Quando non paghi qualcosa la merce sei tu.

La società ti instilla modelli di persone vincenti che possiedono avidamente centinaia di cose.

Tu per imitazione è ovvio che voglia quelle cose.

Maslow ci racconta come uno dei bisogni primari sia la necessità di essere accettati dalla nostra comunità.

Questa spinta è enorme.

Dobbiamo possedere, come se fosse un imperativo morale e sostanziale per essere felici.

Peccato che poi le aspettative siano violate.

Mi aspetto che quella auto mi dia la felicità che cercavo e niente dopo qualche tempo sono di nuovo insoddisfatta.

Lo stesso potremmo dire di mille altre circostanze.

Ma potrei dire anche di come l’aspettativa di giungere al possesso mi renda depressa se non riesco a raggiungere il mio desiderio di possedere.

Potrei trovarmi a non avere il denaro per quell’auto perché magari le cose non sono andate come volevo.

In entrambi i casi non sono contenta.

Malissimo: più cibo trangugiato in entrambi i casi.

Delusione e depressione fanno stare male.

La TV non ti può aiutare perché è il più importante sistema di indottrinamento al consumismo.

Le multinazionali hanno talmente corrotto il mondo che anche i rapporti sono diventati come merce.

Noi vogliamo relazioni che ci appaghino così come desideriamo oggetti.

Ma i rapporti non sono cose, assomigliano più a entità viventi come le piante.

Se non vi è cura, affetto, amore la relazione non esiste.

Non basta un fidanzato figo per stare bene. Anche qui le aspettative possono demolire le persone e creare un sacco di problemi emotivi ed esistenziali.

Lascia perdere le aspettative.

Le altre persone non sono come le vuoi tu, sono altre persone.
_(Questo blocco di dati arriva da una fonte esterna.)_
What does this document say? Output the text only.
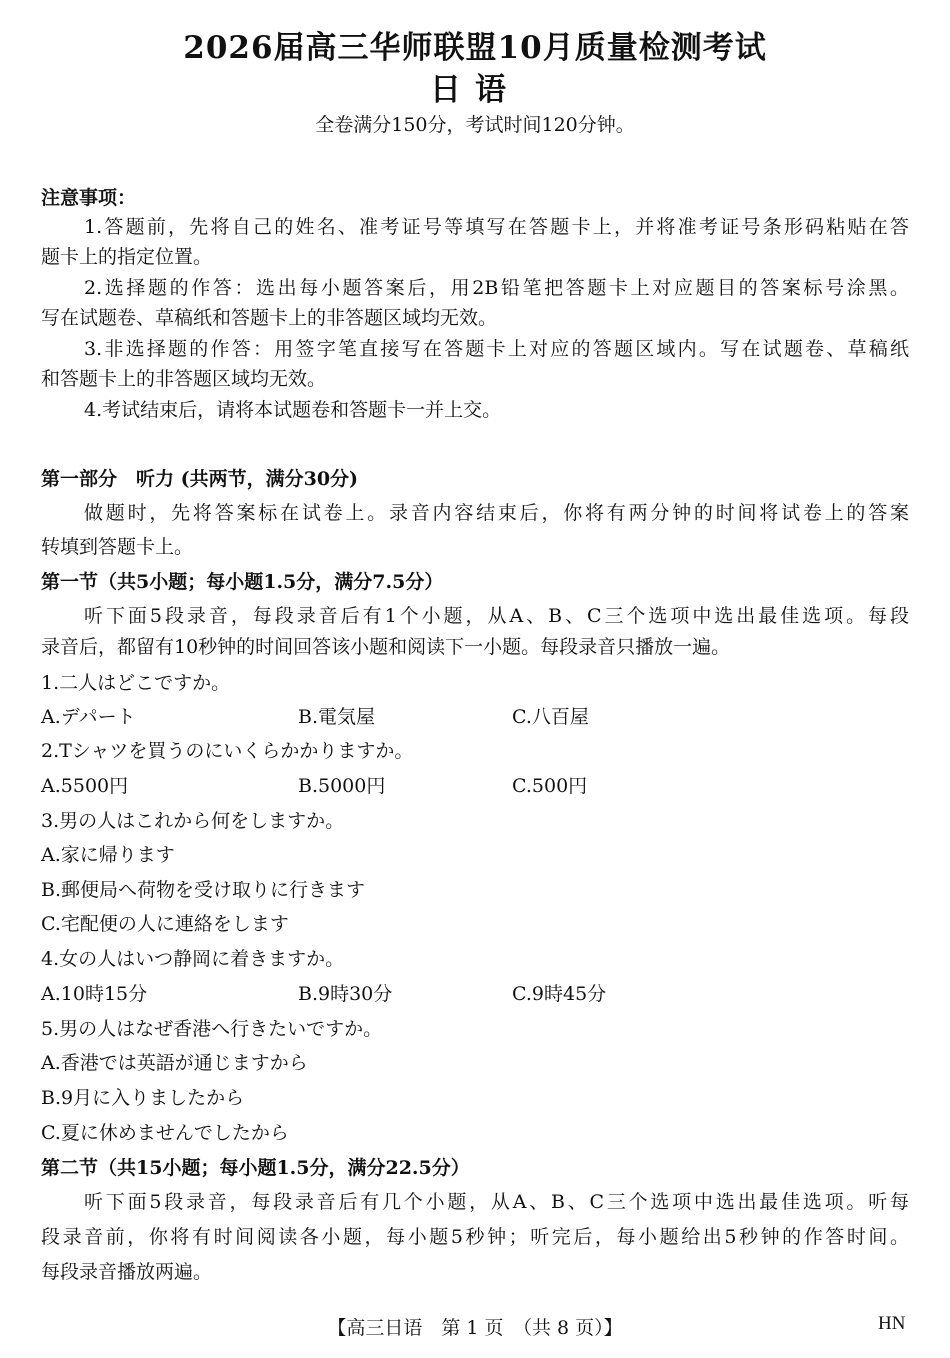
2026届高三华师联盟10月质量检测考试
日语
全卷满分150分，考试时间120分钟。
注意事项：
1.答题前，先将自己的姓名、准考证号等填写在答题卡上，并将准考证号条形码粘贴在答
题卡上的指定位置。
2.选择题的作答：选出每小题答案后，用2B铅笔把答题卡上对应题目的答案标号涂黑。
写在试题卷、草稿纸和答题卡上的非答题区域均无效。
3.非选择题的作答：用签字笔直接写在答题卡上对应的答题区域内。写在试题卷、草稿纸
和答题卡上的非答题区域均无效。
4.考试结束后，请将本试题卷和答题卡一并上交。
第一部分　听力 (共两节，满分30分)
做题时，先将答案标在试卷上。录音内容结束后，你将有两分钟的时间将试卷上的答案
转填到答题卡上。
第一节（共5小题；每小题1.5分，满分7.5分）
听下面5段录音，每段录音后有1个小题，从A、B、C三个选项中选出最佳选项。每段
录音后，都留有10秒钟的时间回答该小题和阅读下一小题。每段录音只播放一遍。
1.二人はどこですか。
A.デパート	B.電気屋	C.八百屋
2.Tシャツを買うのにいくらかかりますか。
A.5500円	B.5000円	C.500円
3.男の人はこれから何をしますか。
A.家に帰ります
B.郵便局へ荷物を受け取りに行きます
C.宅配便の人に連絡をします
4.女の人はいつ静岡に着きますか。
A.10時15分	B.9時30分	C.9時45分
5.男の人はなぜ香港へ行きたいですか。
A.香港では英語が通じますから
B.9月に入りましたから
C.夏に休めませんでしたから
第二节（共15小题；每小题1.5分，满分22.5分）
听下面5段录音，每段录音后有几个小题，从A、B、C三个选项中选出最佳选项。听每
段录音前，你将有时间阅读各小题，每小题5秒钟；听完后，每小题给出5秒钟的作答时间。
每段录音播放两遍。
【高三日语　第 1 页　（共 8 页）】	HN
Tuo marito vive un suo mondo, non il tuo.

I tuoi figli non sono te.

I tuoi genitori vogliono cose per te che non necessariamente sono giuste, anche loro fanno errori.

Ho imparato con il tempo che l’arte della contentezza è più importante di qualche momento di felicità.

Ho imparato che essere è più importante che avere.

Essere è divenire in un mondo in continuo cambiamento, avere è l’essenza della staticità in una società rapace.

Essere è vivere, avere è la paura di perdere.

Concentrati su quello che hai di buono.

Attendi pazientemente che il tuo cervello accetti il cambio di modalità per divenire bella snella.

Concentrati su di te, ristruttura il tuo modo di pensare ogni giorno con buone letture dei grandi saggi.

Datti il tempo che serve per ragionare sui concetti di queste pagine e troverai certamente una dimensione più serena nella tua vita.

Quello è il viatico verso un corpo magro e verso la saggezza.

Come dicevano gli antichi “ mens sana in corpore sano”.